- Born: Dawn Okoro 1980 (age 45–46) Houston, Texas
- Education: University of Texas at Austin
- Known for: Painting

= Dawn Okoro =

Dawn Okoro (born 1980 in Houston), is a Nigerian American artist who paints figurative art works, as well as practices photography and videography, all inspired by fashion and popular culture.

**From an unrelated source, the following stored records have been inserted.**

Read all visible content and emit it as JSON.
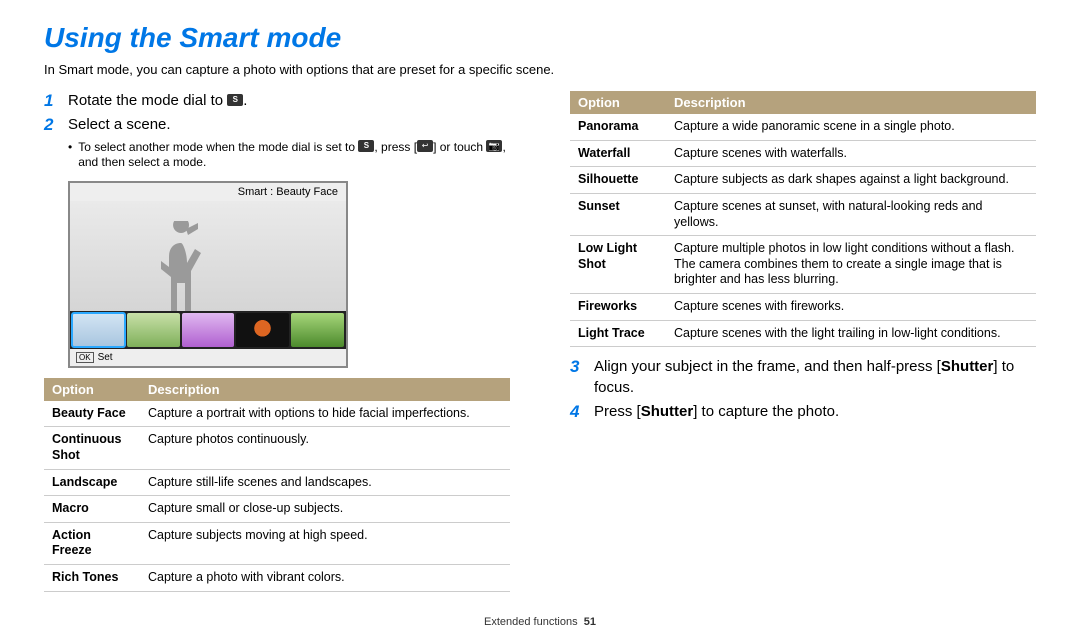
{
  "title": "Using the Smart mode",
  "intro": "In Smart mode, you can capture a photo with options that are preset for a specific scene.",
  "steps": {
    "s1": "Rotate the mode dial to",
    "s1_tail": ".",
    "s2": "Select a scene.",
    "s2_bullet_a": "To select another mode when the mode dial is set to",
    "s2_bullet_b": ", press [",
    "s2_bullet_c": "] or touch",
    "s2_bullet_d": ", and then select a mode.",
    "s3_a": "Align your subject in the frame, and then half-press [",
    "s3_bold": "Shutter",
    "s3_b": "] to focus.",
    "s4_a": "Press [",
    "s4_bold": "Shutter",
    "s4_b": "] to capture the photo."
  },
  "icon_s_label": "S",
  "lcd": {
    "title": "Smart : Beauty Face",
    "ok": "OK",
    "set": "Set"
  },
  "table_headers": {
    "option": "Option",
    "description": "Description"
  },
  "table_left": [
    {
      "opt": "Beauty Face",
      "desc": "Capture a portrait with options to hide facial imperfections."
    },
    {
      "opt": "Continuous Shot",
      "desc": "Capture photos continuously."
    },
    {
      "opt": "Landscape",
      "desc": "Capture still-life scenes and landscapes."
    },
    {
      "opt": "Macro",
      "desc": "Capture small or close-up subjects."
    },
    {
      "opt": "Action Freeze",
      "desc": "Capture subjects moving at high speed."
    },
    {
      "opt": "Rich Tones",
      "desc": "Capture a photo with vibrant colors."
    }
  ],
  "table_right": [
    {
      "opt": "Panorama",
      "desc": "Capture a wide panoramic scene in a single photo."
    },
    {
      "opt": "Waterfall",
      "desc": "Capture scenes with waterfalls."
    },
    {
      "opt": "Silhouette",
      "desc": "Capture subjects as dark shapes against a light background."
    },
    {
      "opt": "Sunset",
      "desc": "Capture scenes at sunset, with natural-looking reds and yellows."
    },
    {
      "opt": "Low Light Shot",
      "desc": "Capture multiple photos in low light conditions without a flash. The camera combines them to create a single image that is brighter and has less blurring."
    },
    {
      "opt": "Fireworks",
      "desc": "Capture scenes with fireworks."
    },
    {
      "opt": "Light Trace",
      "desc": "Capture scenes with the light trailing in low-light conditions."
    }
  ],
  "footer": {
    "section": "Extended functions",
    "page": "51"
  }
}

She graduated from University of Texas-Austin in 2002 with a B.A. in Psychology and Fashion Design and graduated with a law degree from the Thurgood Marshall School of Law at Texas Southern University in 2009.

Okoro currently lives and works in Austin, Texas, but her work has been exhibited throughout the United States and internationally, and has also been commissioned by celebrities.

== Biography ==
Born to an American mother and a Nigerian father from the Igbo tribe, Okoro was raised in Lubbock, Texas.

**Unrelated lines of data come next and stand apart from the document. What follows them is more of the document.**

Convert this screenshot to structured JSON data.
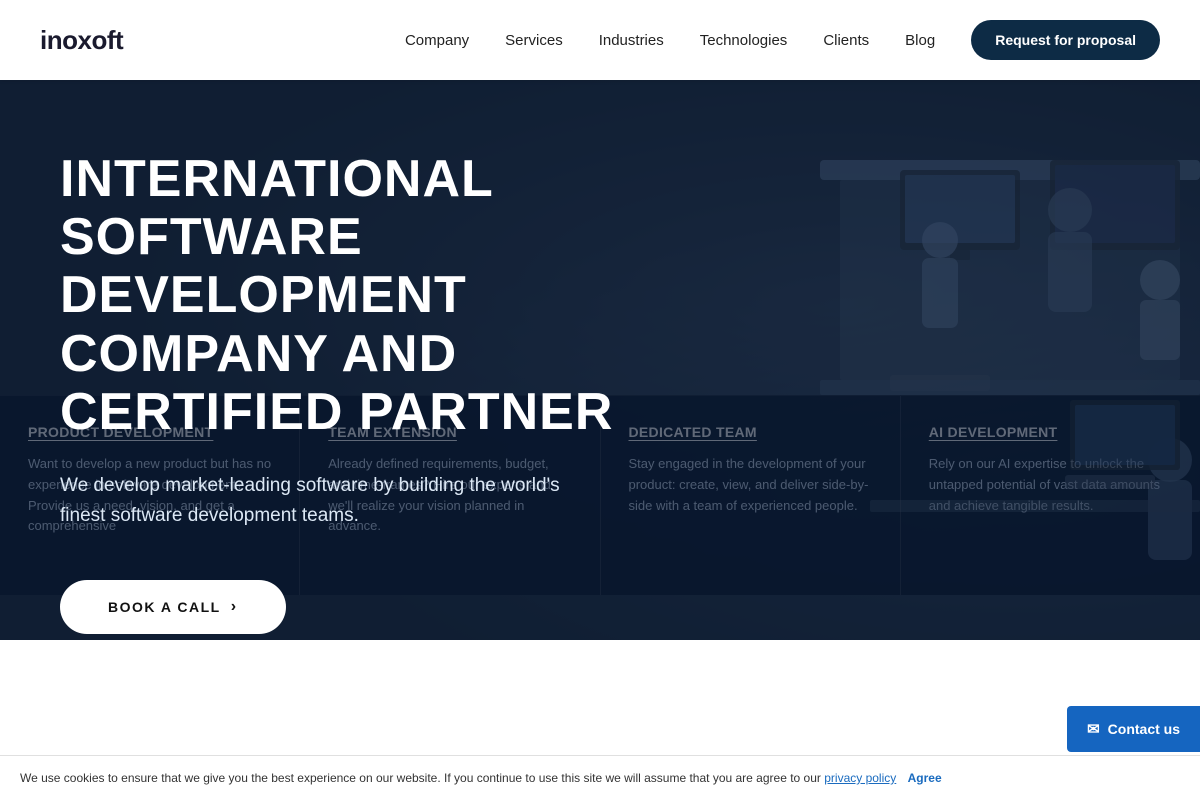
{
  "header": {
    "logo": "inoxoft",
    "nav_links": [
      {
        "label": "Company",
        "id": "company"
      },
      {
        "label": "Services",
        "id": "services"
      },
      {
        "label": "Industries",
        "id": "industries"
      },
      {
        "label": "Technologies",
        "id": "technologies"
      },
      {
        "label": "Clients",
        "id": "clients"
      },
      {
        "label": "Blog",
        "id": "blog"
      }
    ],
    "cta_label": "Request for proposal"
  },
  "hero": {
    "title": "INTERNATIONAL SOFTWARE DEVELOPMENT COMPANY AND CERTIFIED PARTNER",
    "subtitle": "We develop market-leading software by building the world's finest software development teams.",
    "cta_label": "BOOK A CALL",
    "cta_arrow": "›"
  },
  "cards": [
    {
      "title": "PRODUCT DEVELOPMENT",
      "text": "Want to develop a new product but has no experience in software development? Provide us a need, vision, and get a comprehensive"
    },
    {
      "title": "TEAM EXTENSION",
      "text": "Already defined requirements, budget, and time-frames? Hire our experts and we'll realize your vision planned in advance."
    },
    {
      "title": "DEDICATED TEAM",
      "text": "Stay engaged in the development of your product: create, view, and deliver side-by-side with a team of experienced people."
    },
    {
      "title": "AI DEVELOPMENT",
      "text": "Rely on our AI expertise to unlock the untapped potential of vast data amounts and achieve tangible results."
    }
  ],
  "cookie_bar": {
    "text": "We use cookies to ensure that we give you the best experience on our website. If you continue to use this site we will assume that you are agree to our ",
    "link_text": "privacy policy",
    "agree_text": "Agree"
  },
  "contact_float": {
    "label": "Contact us",
    "icon": "✉"
  }
}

Okoro has participated in both solo and group exhibitions throughout her career.

In 2008, Dawn's art works headlined Visual Collaborative's Miami exhibition. In June 2019, she returned as a feature on the platform, under the Voyager series for humanities, she was interviewed alongside 25 people from around the world such as; Seun Kuti, Berla Mundi and Aya Chebbi.

Since 2012, Dawn Okoro has split her time as both an artist and digital producer at Spectrum News Austin.

In 2018, Okoro's solo exhibition "Punk noir" was held at the George Washington Carver Museum and Cultural Center. The exhibition featured life-size paintings of local artists and creatives and explored "black personal style as a punk ethos." In 2019, Okoro was one of five artists featured in the 'Fruits of Naij' exhibition at Okay Space in Brooklyn. The show celebrated the endeavors of Nigerian artists raising awareness about the conditions of internally displaced persons in Nigeria.